5. Avoid digital Zoom:
Most of the smartphones do not have an optical zoom, so when you zoom in while taking a picture, you are actually cropping in and that will definitely affect the quality. So, if you can, walk up few steps close to your subject and then click.
6. Watch your highlights and shadows:
The sensor on the smartphones have improved to a great extent. Although, they do not have a great dynamic range when compared to that of a DSLR, they do the job pretty well in good lighting conditions. Further, The graph gives you some great insights on how your picture is exposed. Using the Torch to fill in light at the dark areas which are caused by shadows.
7. Shooting the right Monochromes:
Monochromes – Black and White Pictures as referred commonly is a favourite for many people. look for scenes that contain some strong blacks and whites. The best black and white photos usually have some portion of the photo that is near to pure white, and some portion of the photo that is near black. This increased contrast adds interest to the scene.
Long exposures (slower shutter speed) work really well in monochrome photography, especially where there’s moving water or clouds. The blurring of the movement also adds textural contrast with any solid objects in the frame. Pay attention to lines, shadows, and shapes in your frame. They add magic to your monochromes. While shooting portraits, ensure you focus on the eyes and with a tad sharp contrast, the picture would speak!

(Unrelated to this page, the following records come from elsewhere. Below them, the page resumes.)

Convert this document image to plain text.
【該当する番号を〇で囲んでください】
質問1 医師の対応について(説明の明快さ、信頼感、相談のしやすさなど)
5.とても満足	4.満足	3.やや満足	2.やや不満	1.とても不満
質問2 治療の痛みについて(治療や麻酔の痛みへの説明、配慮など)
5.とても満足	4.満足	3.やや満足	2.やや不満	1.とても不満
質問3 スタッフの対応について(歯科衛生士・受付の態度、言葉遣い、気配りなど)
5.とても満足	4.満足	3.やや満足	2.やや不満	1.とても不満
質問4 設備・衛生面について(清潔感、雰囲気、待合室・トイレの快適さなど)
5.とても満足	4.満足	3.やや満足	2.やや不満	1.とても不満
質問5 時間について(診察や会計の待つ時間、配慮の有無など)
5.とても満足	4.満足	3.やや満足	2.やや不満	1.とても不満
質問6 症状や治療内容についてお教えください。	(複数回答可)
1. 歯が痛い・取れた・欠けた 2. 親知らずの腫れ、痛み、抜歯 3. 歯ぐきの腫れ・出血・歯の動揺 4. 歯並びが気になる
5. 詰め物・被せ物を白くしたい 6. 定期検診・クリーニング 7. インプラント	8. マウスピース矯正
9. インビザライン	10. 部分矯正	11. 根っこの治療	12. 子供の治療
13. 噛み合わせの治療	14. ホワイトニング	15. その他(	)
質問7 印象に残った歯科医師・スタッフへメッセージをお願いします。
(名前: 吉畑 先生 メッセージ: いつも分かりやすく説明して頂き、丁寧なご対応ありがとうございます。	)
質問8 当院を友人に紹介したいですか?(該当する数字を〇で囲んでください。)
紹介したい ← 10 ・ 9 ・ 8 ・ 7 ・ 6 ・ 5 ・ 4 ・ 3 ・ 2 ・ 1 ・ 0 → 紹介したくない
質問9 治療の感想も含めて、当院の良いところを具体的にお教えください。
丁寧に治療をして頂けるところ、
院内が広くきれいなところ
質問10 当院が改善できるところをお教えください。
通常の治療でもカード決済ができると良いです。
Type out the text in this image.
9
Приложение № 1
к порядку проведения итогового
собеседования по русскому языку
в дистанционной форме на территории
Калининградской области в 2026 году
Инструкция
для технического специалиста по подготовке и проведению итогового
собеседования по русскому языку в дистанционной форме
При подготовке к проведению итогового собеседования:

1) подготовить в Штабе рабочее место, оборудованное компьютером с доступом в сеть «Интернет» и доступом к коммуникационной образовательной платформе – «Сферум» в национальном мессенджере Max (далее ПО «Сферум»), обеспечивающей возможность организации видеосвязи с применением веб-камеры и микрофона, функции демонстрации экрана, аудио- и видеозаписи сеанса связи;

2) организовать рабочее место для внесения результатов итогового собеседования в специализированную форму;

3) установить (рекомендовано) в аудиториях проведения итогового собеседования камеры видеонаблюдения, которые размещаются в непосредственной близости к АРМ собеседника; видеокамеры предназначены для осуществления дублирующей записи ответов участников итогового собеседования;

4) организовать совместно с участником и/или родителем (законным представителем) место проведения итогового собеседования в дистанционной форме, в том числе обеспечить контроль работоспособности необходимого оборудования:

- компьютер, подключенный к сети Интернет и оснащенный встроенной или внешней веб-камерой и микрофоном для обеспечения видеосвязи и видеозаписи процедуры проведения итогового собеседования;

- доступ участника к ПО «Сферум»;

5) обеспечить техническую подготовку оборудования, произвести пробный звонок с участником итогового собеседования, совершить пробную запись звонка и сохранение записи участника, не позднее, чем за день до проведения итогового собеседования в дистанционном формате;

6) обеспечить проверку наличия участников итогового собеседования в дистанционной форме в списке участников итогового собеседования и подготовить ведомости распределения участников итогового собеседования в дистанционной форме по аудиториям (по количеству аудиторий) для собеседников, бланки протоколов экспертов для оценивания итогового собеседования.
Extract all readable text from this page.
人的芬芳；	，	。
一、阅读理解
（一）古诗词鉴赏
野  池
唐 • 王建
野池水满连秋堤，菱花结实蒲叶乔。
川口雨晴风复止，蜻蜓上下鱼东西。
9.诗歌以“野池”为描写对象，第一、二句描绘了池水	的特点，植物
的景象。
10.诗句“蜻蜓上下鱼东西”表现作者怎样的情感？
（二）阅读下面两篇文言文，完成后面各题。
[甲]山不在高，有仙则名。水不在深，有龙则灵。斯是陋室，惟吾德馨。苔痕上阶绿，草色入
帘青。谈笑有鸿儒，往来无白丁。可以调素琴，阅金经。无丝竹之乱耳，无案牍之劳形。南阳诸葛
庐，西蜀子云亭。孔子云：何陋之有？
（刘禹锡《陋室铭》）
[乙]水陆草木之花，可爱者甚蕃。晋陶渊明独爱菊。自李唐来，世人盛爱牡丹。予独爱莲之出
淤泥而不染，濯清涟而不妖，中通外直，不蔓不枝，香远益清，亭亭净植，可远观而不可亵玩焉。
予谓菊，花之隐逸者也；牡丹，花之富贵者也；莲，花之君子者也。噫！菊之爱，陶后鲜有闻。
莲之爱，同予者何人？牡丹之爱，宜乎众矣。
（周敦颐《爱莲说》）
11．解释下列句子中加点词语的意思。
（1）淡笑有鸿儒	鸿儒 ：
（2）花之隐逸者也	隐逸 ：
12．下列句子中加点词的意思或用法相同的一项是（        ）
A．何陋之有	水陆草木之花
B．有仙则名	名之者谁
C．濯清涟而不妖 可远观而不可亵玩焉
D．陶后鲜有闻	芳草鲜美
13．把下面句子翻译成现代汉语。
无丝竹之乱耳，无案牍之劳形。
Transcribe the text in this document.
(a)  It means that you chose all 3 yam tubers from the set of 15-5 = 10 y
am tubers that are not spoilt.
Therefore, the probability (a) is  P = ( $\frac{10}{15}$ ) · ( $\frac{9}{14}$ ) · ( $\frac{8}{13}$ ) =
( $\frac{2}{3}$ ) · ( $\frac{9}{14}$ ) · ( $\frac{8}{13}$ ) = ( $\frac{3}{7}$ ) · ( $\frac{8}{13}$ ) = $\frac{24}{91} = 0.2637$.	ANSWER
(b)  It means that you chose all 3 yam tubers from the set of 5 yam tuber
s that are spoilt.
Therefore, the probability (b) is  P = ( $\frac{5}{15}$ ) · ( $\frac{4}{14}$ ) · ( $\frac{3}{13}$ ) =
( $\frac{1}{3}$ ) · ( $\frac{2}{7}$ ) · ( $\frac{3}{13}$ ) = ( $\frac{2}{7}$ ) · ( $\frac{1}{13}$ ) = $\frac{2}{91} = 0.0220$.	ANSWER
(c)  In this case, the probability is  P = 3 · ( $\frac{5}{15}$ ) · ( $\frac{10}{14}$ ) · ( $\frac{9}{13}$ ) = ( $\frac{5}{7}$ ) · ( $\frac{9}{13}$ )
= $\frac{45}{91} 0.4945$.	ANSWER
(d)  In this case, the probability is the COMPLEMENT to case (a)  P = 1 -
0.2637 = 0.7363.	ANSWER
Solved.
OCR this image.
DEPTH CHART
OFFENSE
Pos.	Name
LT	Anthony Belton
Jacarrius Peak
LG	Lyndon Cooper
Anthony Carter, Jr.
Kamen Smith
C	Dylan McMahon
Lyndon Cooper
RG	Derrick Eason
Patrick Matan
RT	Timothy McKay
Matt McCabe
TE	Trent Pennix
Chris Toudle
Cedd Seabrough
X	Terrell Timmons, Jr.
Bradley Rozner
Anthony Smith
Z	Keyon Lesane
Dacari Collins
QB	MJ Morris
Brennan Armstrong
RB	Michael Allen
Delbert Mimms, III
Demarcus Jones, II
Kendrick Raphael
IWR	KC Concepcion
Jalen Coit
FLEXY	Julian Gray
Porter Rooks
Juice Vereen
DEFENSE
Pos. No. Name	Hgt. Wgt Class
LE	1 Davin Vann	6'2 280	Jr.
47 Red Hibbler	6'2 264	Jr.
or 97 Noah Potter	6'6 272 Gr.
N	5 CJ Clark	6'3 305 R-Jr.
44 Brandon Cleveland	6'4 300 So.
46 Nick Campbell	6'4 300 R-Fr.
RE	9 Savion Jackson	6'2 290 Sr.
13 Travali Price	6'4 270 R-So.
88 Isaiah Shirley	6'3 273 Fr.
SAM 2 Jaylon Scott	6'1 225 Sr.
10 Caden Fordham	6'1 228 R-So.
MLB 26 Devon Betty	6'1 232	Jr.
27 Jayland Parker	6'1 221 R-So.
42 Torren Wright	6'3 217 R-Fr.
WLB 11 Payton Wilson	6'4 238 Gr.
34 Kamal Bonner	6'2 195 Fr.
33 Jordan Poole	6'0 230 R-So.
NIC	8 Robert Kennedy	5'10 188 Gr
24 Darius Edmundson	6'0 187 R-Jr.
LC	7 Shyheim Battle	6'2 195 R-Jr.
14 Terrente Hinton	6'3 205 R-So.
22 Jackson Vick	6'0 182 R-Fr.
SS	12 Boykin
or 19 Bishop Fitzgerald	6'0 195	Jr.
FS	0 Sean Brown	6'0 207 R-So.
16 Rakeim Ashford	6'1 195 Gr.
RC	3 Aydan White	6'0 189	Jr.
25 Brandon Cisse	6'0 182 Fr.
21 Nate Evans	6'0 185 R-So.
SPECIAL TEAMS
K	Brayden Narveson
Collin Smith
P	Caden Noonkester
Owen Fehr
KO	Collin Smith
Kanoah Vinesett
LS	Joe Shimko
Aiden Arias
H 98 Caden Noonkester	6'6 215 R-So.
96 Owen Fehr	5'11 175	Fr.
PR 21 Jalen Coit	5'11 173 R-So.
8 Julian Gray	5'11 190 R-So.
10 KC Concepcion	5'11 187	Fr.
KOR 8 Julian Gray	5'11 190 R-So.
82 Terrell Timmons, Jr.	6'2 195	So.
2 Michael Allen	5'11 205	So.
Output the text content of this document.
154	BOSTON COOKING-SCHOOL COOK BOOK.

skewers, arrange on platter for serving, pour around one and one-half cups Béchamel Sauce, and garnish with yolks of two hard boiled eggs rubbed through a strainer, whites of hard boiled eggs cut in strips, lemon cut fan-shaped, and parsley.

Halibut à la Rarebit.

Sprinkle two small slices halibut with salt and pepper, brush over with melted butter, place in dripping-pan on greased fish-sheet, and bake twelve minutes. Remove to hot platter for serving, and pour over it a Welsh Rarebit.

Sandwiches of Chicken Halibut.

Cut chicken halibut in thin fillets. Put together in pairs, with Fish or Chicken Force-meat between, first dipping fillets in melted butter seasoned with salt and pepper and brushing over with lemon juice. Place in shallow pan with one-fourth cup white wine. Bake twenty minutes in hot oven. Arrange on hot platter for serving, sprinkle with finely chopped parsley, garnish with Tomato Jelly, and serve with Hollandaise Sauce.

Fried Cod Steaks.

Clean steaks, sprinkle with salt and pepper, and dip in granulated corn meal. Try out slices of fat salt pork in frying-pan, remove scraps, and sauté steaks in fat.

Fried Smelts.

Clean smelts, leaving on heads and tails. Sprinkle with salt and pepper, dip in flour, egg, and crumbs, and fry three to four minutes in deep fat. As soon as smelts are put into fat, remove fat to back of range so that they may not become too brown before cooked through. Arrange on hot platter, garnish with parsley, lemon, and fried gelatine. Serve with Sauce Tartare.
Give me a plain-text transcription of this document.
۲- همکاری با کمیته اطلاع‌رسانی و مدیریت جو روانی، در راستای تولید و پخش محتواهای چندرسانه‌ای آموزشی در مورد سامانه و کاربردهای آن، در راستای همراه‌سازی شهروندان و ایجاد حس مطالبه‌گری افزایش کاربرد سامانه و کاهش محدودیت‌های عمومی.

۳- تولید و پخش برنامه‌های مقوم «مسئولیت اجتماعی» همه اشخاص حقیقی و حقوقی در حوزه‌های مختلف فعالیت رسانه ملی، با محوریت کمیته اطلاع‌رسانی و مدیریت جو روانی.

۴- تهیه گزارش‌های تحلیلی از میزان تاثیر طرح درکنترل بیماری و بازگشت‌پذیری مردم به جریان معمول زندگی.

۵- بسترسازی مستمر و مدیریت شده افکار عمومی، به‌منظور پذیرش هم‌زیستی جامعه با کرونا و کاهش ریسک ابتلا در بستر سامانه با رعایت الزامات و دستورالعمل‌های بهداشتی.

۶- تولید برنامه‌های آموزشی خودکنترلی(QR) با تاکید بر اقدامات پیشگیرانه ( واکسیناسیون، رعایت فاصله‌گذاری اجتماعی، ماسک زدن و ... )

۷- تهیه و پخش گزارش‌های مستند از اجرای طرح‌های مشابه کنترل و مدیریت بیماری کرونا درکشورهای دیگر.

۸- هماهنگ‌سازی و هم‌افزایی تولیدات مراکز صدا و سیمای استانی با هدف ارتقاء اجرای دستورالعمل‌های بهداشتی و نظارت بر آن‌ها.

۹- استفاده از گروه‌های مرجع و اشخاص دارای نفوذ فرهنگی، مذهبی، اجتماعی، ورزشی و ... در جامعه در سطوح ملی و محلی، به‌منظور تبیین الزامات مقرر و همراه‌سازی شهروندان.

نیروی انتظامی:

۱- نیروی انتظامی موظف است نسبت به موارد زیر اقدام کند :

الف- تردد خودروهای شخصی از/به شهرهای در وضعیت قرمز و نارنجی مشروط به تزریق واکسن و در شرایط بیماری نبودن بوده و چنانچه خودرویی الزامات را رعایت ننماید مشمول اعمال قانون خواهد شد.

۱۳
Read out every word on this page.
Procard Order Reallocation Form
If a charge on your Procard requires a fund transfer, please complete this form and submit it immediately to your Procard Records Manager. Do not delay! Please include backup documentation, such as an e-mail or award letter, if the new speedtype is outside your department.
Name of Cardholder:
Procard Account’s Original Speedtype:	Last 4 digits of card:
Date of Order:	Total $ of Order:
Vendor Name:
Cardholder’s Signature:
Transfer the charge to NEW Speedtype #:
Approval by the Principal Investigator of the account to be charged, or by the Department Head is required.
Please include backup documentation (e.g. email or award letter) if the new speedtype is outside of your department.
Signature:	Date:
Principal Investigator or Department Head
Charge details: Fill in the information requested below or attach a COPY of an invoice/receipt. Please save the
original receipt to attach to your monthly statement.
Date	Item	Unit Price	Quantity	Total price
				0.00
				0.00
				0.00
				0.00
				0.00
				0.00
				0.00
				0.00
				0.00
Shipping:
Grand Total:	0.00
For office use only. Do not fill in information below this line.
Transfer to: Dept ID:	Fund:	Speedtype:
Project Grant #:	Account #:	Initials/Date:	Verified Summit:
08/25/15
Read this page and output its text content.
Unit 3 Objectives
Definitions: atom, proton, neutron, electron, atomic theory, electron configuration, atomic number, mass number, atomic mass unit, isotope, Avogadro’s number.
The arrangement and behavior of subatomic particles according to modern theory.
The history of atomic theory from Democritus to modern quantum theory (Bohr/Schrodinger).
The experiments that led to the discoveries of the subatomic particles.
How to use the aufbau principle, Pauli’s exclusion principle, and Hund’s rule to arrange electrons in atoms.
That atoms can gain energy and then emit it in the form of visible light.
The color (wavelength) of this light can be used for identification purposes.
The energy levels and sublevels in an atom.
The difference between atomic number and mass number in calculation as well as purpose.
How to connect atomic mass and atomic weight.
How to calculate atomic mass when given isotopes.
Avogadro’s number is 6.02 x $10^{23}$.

Smartphones have greater processing algorithms as well. I am using the Huawei P9 which has some great attention to details to Monochromes. Check out some of the samples below.
Oh yes, did I forget one important thing. Keep your lenses clean. Your pocket isn’t cleanest of the places your phone lives. So before you shoot, just wipe off some of the dust from the lens. I love seeing my pictures in prints. As much as you want to support going green, it feels great when you see your pictures in print.
Just because you can take a shot with your phone doesn’t mean you should. Understand the norms if you are shooting on streets, do not flash lights at a theatre performing arts etc. Your pictures should showcase the moment you’re living in. So first live the moment and then shoot pics. Happy Clicking!